How to avro with Kafka

Avro

Apache Avro is an open source data serialization system. You can also find documentation on confluent which may be more user-friendly.

Avro is a schema format created and used with Kafka.
Maps to JSON (works with many programming language)
Allow for better robustness with the evolution of the data over time (with the registry)
Support for logical types (for types languages like Java)

With Schema Registry

The Schema registry makes sure your avro schemas stay synced between apps. The most known is the Confluent solution. the basic idea is to provide a source of truth so that every consumer and producer understands each other.

It keeps track of the schema versioning.

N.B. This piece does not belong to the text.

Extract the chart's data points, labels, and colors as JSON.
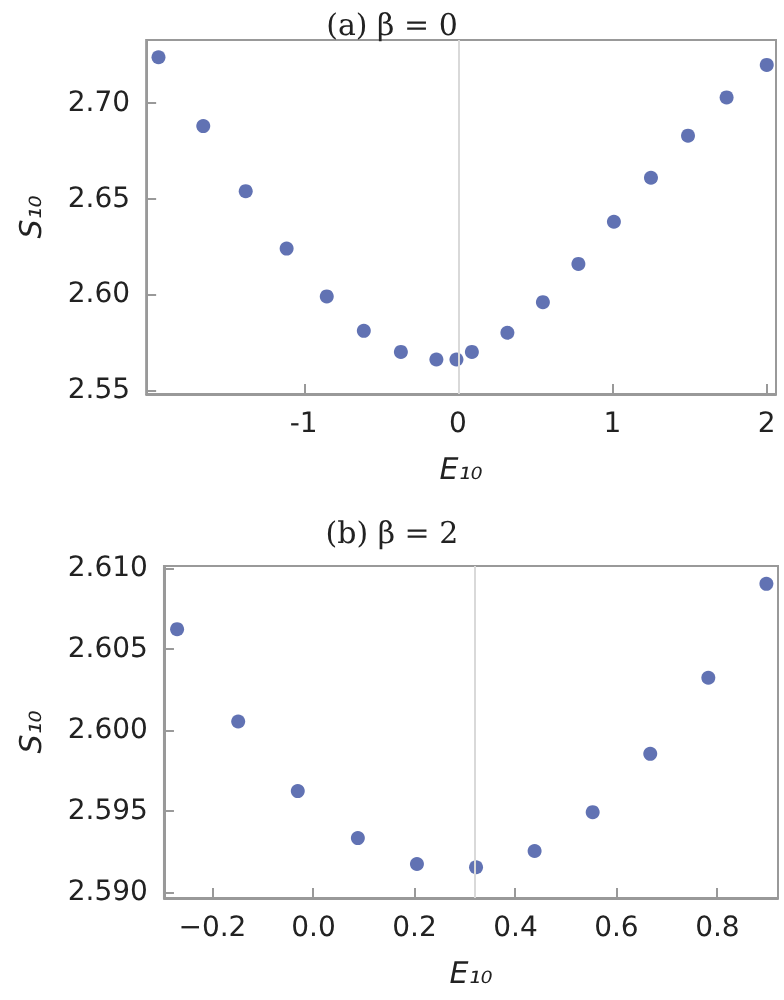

You can set the schema to be compatible following some types for example:

BACKWARD: To delete fields and add new optional ones
FULL: To add and delete optional fields

Subject Name Strategy

When in use with a schema registry, you can set your schema to follow a certain strategy:

TopicNameStrategy: To set one schema to one topic (default)
RecordNameStrategy: To put multiple schemas on one topic based on the record name

To set it, you may use those variables with TopicNameStrategy or RecordNameStrategy:

confluent.value.subject.name.strategy=io.confluent.kafka.serializers.subject.RecordNameStrategy

Union

You can also join your schemas in a com.github.event.PostEvents.avsc which contains other schemas.

[
  "com.github.event.PostUpdated",
  "com.github.event.PostCreated",
  "com.github.event.PostDeleted"
]

Using this union, you can use a TopicNameStrategy with the com.github.event.PostEvents schema and thus have more than one schema available in your topic.

Schema

The basis

When using avro with a jvm based language, it’s better to use as a namespace the path to the schema.

.
└── src
    └── main
        ├── avro
        |   └── com
        |       └── github
        |           └── event
        |               ├── Example.avsc
        |               └── Custom.avsc
        └── java
            └── // Your java classes

An avro record Example.avsc as an example:

{
  "namespace": "com.github.event",
  "type": "record",
  "name": "Example",
  "fields": [
    {
      "name": "name",
      "type": "string"
    },
    {
      "name": "custom",
      "type": "com.github.event.Custom"
    }
  ]
}

That’s a simple schema, with simple fields with a primitive type string and a custom logical type com.github.event.Custom.

Basic fields

For custom types (e.g. com.github.event.Custom) or simple types (e.g. “string”, “boolean”, “double”), you can define a field simply with:

{
  "name": "isEnabled",
  "type": "boolean"
}

Decimal fields

For integers and long you have access to int and long. For number, you can also use float or double. For more flexibility and precision for your custom decimal fields, you can use the type bytes.

{
  "name": "myDecimalField",
  "type": {
    "type": "bytes",
    "logicalType": "decimal",
    "precision": 30,
    "scale": 10
  }
}

Enum fields

Enum fields only allows the values described in the schema. If you update the values of an enum it can be considered as a breaking change.

{
  "name": "enumField",
  "type": {
    "name": "EnumField",
    "type": "enum",
    "symbols": [
      "FIRST_VALUE",
      "SECOND_VALUE"
    ]
  }
}

Array fields

For arrays, you’ll have to use the type array then specify in item the type of array.

{
  "name": "myArraySuperField",
  "type": {
    "type": "array",
    "items": "com.github.event.MyArrayItem"
  }
}

Here in java it could translate to something like:

import com.github.event.MyArrayItem;

List<MyArrayItem> myArraySuperField;

Nullable fields

Keep in mind that you can’t set non-nullable field to null otherwise it will create a serialization / deserialization error.

{
  "name": "myNullableField",
  "type": [
    "null",
    "string"
  ]
}

And here you have a field that accepts null as value.

⚠️ Boolean fields can’t be nullable

Deserialization error can happen with a record, you may want to use deserializers that can catch those errors, so your consumers don’t get stuck on a bad record (this is called the poison pill pattern).

Optional fields

Optional fields can be omitted from the schema because they have a default value. Optional fields follow this syntax:

{
  "name": "myOptionalField",
  "type": [
    "null",
    "string"
  ],
  "default": null
}

The “default” value must be null

Just setting the type as "type": ["null", "string"] is not enough to create an optional field, because it only puts the field as nullable. Meaning it can’t be omitted from the schema, but it can be set to null.